New analysis suggests the hospitality, travel and leisure sector has made positive progress in the past year to increase the number of women in senior positions.

 

According to a report undertaken by steering group Women in Hospitality 2020, improvements have been made, although there is still work to be done to meet the 33% target of female representation across boards and executive committees by 2020, set by the Hampton-Alexander review.

 

The report shows the percentage of women in board level positions at FTSE 100 hospitality, travel and leisure companies increased to 32%, up 3% from 29%, slightly better than the cross-sector average of 30%. There has also been improvement on the number of women holding executive committee and direct report positions (into the executive committee) in companies.

 

Among the companies included in the data were InterContinental Hotels Group (IHG), where women occupy 36.4% of board positions; Whitbread, where women hold 44.4% of positions; and Just Eat, which lagged behind with women holding 22.2% of board positions.

 

Despite a strong performance in among the FTSE 100 the number of women in board level positions at FTSE 250 hospitality, travel and leisure companies was 2.5% lower than the cross-sector average at 22.4%. Although this does represent a 2.6% increase for the sector on 2018.

 

Elliott Goldstein, partner at the MBS Group, reported that the gap between those companies successfully increasing the number of women in senior positions and those who aren't has widened over the last year.

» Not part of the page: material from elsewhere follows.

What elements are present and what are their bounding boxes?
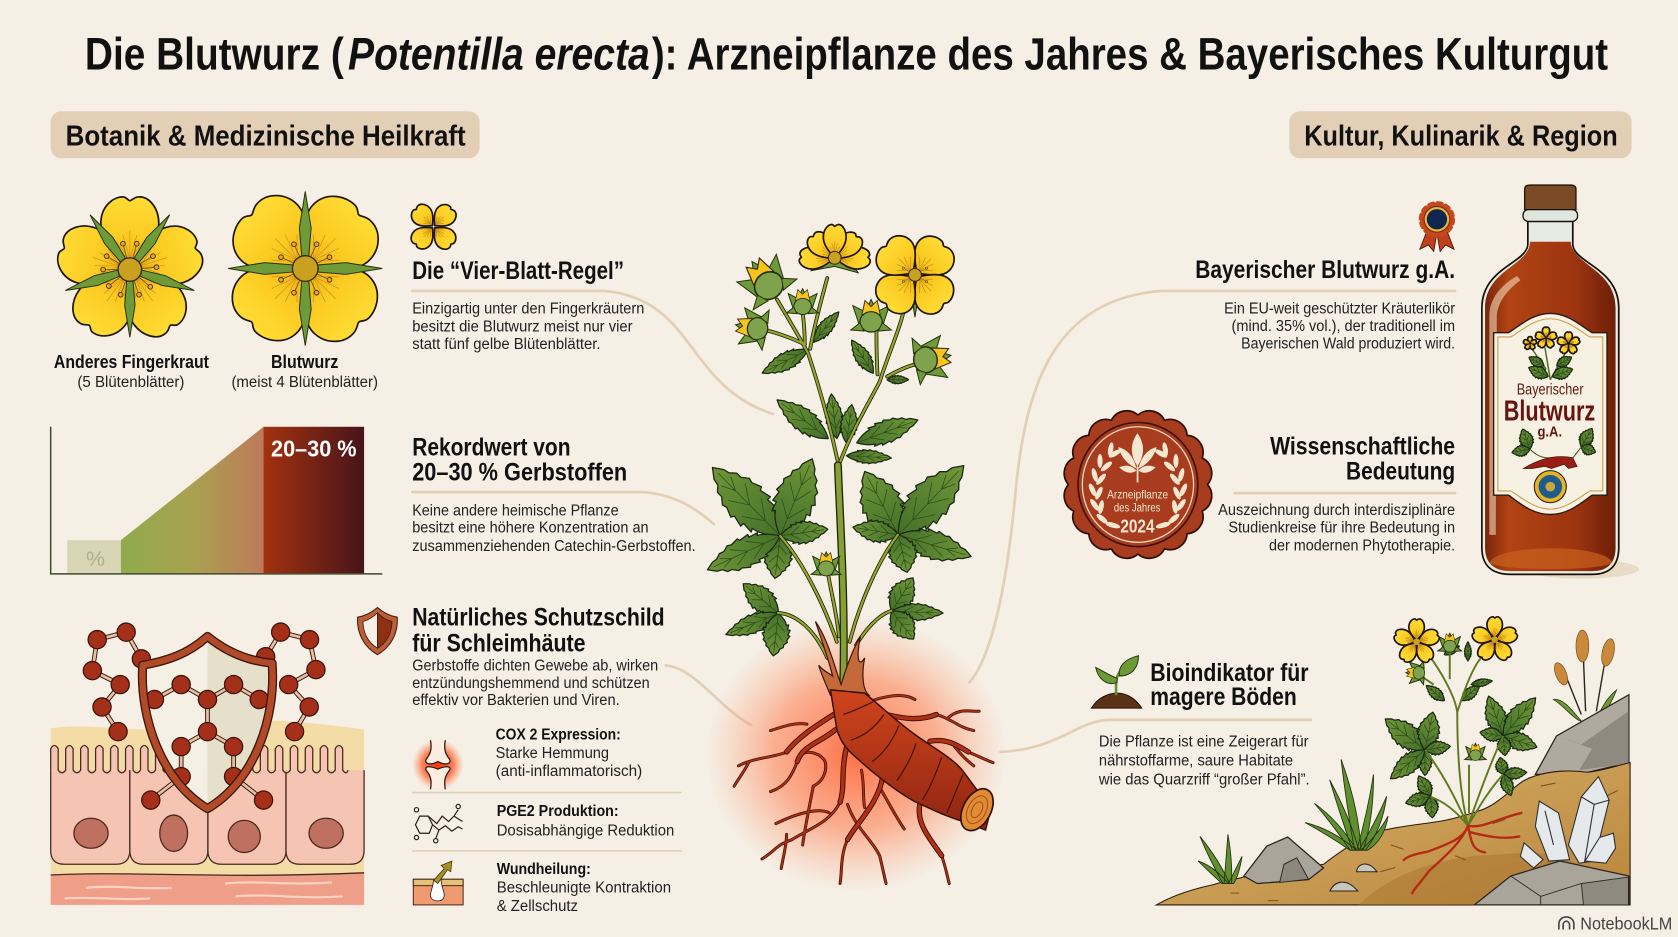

He added that interviews with those companies who had lagged behind showed that for many leaders advancing female talent is still not a serious agenda item.

 

"We as an industry have made it very hard for women to make that next step… It should not be that hard for us to have that level of diversity of talent," said IHG chief executive Keith Barr, speaking at the launch of the report last night at PwC's offices in London.

 

"We need to provide those ladders to get people through to the top tiers," added UKHospitality chief executive Kate Nicholls. "There's no reason it has to be a bad work-life balance or be done the way it has always traditionally been done… we can all make sure that we're not driving some of that macho culture that the only way to do that operational role is if you're here 24 hours a day."

 

For the first time the 2019 review has looked at the lack of ethnic diversity amongst the sector's senior leaders, with black, Asian and minority ethnic talent making up just one in 33 industry leaders.